Comme l'écrit J.L Reginster,
Pinoncely s'explique sur son geste : il se considère comme un artiste de performance qui donne à ses actions la dimension d'œuvres d'art. Son geste est doublement symbolique. Répondant à la mystification de Duchamp en refaisant de l'urinoir statufié une simple pissotière, il sublime ensuite l'objet par un coup de marteau assassin et lui restitue ainsi le statut artistique auquel il avait été une première fois élevé. Précisons que Duchamp lui-même avait déclaré à propos de sa "Fountain" qu'il avait voulu présenter là un exercice sur la question du goût, que le danger, c'était la délectation artistique et qu'on pouvait "faire avaler n'importe quoi aux gens". Bref, il ne se prenait pas trop au sérieux et se fichait assez ouvertement de ses admirateurs.
Il va sans dire que l’Etat, propriétaire de la « Fountain », ne le voyait pas de cet œil.
En 1998, le tribunal va donc admettre que l'urinoir de Duchamp n'est que mystification, qu'il procède en quelque sorte du paradoxe selon lequel "cela est de l'art parce que je le dis, et je le dis parce que j'ai réuni toutes les conditions pour le dire : je suis célèbre, j'ai daté et signé l'urinoir, j'en ai transformé la posture, je l'ai intitulé "Fountain".

Mais l'action de Pinoncely procède aussi de ce même esprit mystificateur : admettons qu'il urine dans une pissotière mais prétende transfigurer celle-ci en œuvre d'art par la vertu d'un coup de marteau destructeur, relève d'un état d'esprit qui manque de logique. Pinoncely ne peut rendre ainsi artistique un objet dont il a nié qu'il l'était.

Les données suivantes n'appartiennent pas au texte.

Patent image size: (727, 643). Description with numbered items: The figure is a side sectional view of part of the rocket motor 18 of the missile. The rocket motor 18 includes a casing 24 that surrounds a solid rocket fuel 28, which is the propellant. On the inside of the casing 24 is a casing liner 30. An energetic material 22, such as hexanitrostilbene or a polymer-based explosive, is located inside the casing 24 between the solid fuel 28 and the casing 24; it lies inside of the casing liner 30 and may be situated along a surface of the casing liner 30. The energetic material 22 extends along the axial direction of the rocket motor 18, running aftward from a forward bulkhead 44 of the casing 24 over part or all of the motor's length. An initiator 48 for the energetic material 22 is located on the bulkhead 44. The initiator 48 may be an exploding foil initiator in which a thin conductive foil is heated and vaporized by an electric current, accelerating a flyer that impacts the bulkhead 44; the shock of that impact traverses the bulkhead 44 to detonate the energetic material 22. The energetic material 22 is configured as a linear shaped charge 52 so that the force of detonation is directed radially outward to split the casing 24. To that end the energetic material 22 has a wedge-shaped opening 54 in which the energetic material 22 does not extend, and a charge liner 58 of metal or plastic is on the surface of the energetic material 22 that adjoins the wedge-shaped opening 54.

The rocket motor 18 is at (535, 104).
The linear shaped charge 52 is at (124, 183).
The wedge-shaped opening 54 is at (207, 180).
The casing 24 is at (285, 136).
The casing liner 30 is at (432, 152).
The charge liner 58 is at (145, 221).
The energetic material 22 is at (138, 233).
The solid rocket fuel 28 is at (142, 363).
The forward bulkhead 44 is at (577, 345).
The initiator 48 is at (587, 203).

Le Tribunal décide donc de prendre notre homme à son propre jeu : sur la scène de l'art conceptuel, tout devient possible puisqu'il faut accepter le caractère "artistique" de la mystification. Si Pinoncely prétend qu'il a accompli une œuvre d'art en brisant l'urinoir, il admet implicitement que Duchamp avait réalisé une telle œuvre avec sa pissotière. Et il a tenté de s'en attribuer la gloire en greffant sur l'urinoir de Duchamp sa propre vision artistique. Reconnaissant donc la valeur de l'œuvre initiale, il devra indemniser le préjudice causé pour l'avoir dénaturé !
D’autres affaires illustrent cet art de la performance.

Par exemple, le 28 juin 2006, la Cour d'appel de Paris a reconnu que l’inscription du mot "paradis" au-dessus de la porte des toilettes d'un ancien asile [si l'on est un artiste connu] est une oeuvre qui emporte pour conséquence qu’une photographie de cette porte sans autorisation est une contrefaçon. Le procès est porté en cassation (CA Paris, 28 juin 2006, Com. Com. Elec. 2006, 120)

Mais alors qu’en sera-t-il de notre artiste et de son baiser apposé sur cette toile blanche estimée tout de même à 2 millions d’euros !

Le Monde déclare qu'il existe un « rapport dissymétrique [entre ce geste et la valeur présumée du tableau] qu’il convient d’interroger et peut-être de corriger ». Selon le journaliste, « assimiler un bisous, un acte d’une infinie tendresse, à du vandalisme peut constituer un dangereux précédent où l’on verrait l’art marchand officialiser sa haine de l’amour ».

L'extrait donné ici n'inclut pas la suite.